There are plenty of muslims, at least one mosque, an islamic centers, and few halal food stores in almost every big city. Furhter, there are several grocery stores in Tokyo which can parcel all kind of food (including frozen halal meat), within two days of your placing the order (by fax or even phone). There is also a japanese foodstore chain called "sato shokai". They can provide halal meat, on request.
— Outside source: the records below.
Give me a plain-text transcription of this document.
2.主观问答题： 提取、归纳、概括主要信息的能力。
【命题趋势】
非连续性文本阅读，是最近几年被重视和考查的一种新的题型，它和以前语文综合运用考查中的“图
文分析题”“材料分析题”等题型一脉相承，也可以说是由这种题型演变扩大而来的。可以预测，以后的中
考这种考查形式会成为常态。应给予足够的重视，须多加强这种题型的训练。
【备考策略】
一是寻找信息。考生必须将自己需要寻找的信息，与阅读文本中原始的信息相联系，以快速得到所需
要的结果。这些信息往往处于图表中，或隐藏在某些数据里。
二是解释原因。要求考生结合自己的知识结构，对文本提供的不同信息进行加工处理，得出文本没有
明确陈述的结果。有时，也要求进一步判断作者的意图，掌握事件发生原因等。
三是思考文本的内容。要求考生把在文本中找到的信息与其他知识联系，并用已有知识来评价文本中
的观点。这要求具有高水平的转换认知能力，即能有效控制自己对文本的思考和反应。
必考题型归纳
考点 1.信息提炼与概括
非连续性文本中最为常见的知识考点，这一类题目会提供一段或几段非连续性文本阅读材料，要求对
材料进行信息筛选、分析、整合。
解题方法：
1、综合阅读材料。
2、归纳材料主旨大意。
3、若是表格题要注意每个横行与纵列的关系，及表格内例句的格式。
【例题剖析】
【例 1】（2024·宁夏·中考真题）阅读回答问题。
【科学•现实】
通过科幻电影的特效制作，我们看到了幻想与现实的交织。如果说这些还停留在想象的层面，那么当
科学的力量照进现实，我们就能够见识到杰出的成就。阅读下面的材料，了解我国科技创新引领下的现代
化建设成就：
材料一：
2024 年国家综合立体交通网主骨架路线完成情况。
Any food which even has trace amounts of alcohol should be avoided, and it was not impossible in Japan. There are brands of soy sauce and miso which do not contain alcohol - one needs to research the supermarkets and identify them. It is very easy never to touch mirin, which is a kind of brown sauce used on some mochi etc, but not all. You can easily avoid food that has mirin on it. Plain boiled rice is absolutely halal
btw, be very careful, dont trust any food that you see in conveniece stores, coz mostly everything contians something or the other that is not halal. eg, nyukazai is an ingredient, am still not able to figure its geletin or shortening or their sister, but is not halal. It is present in almost all brands of cakes, pastries, biscuits, breads, icecreams, margerine, butter, and yogurts. I am not trying to scare you, coz there are brands of all these things that are halal, but one needs to pick from the shelves carefully.
Another caution I would like to run bye you is for onigiri - the rice balls wraped in nori. Even when the label says "tuna onigri", do check the contents, coz sometimes they mix pork with tuna.
The best for you would be to learn a few kanjis, as they will help you identify the non-halal ingredients on food labels.
Life can be extremly convenient in Japan, given that one knows how to access that and is ready to spend on it. It is an asumption in the world that cost of living in Japan is very high ... which is true if one converts the price of everything in another currecy, but the situation is very comfortable if one takes the ratio between the salaries and cost of individual items.
My advice to anyone going to Japan would be to concentrate less on saving for a rainy day, rather spend on yourself and enjoy Japan, insha allah.
If you have any other questions please feel free to ask, insha allah I will help as much as I can.
Wanu nazzilu minal Qurani ma huwa
Shafaa un wa rahmatun lil mo'mineena
wa la yaziduzzalimeena illa khasara.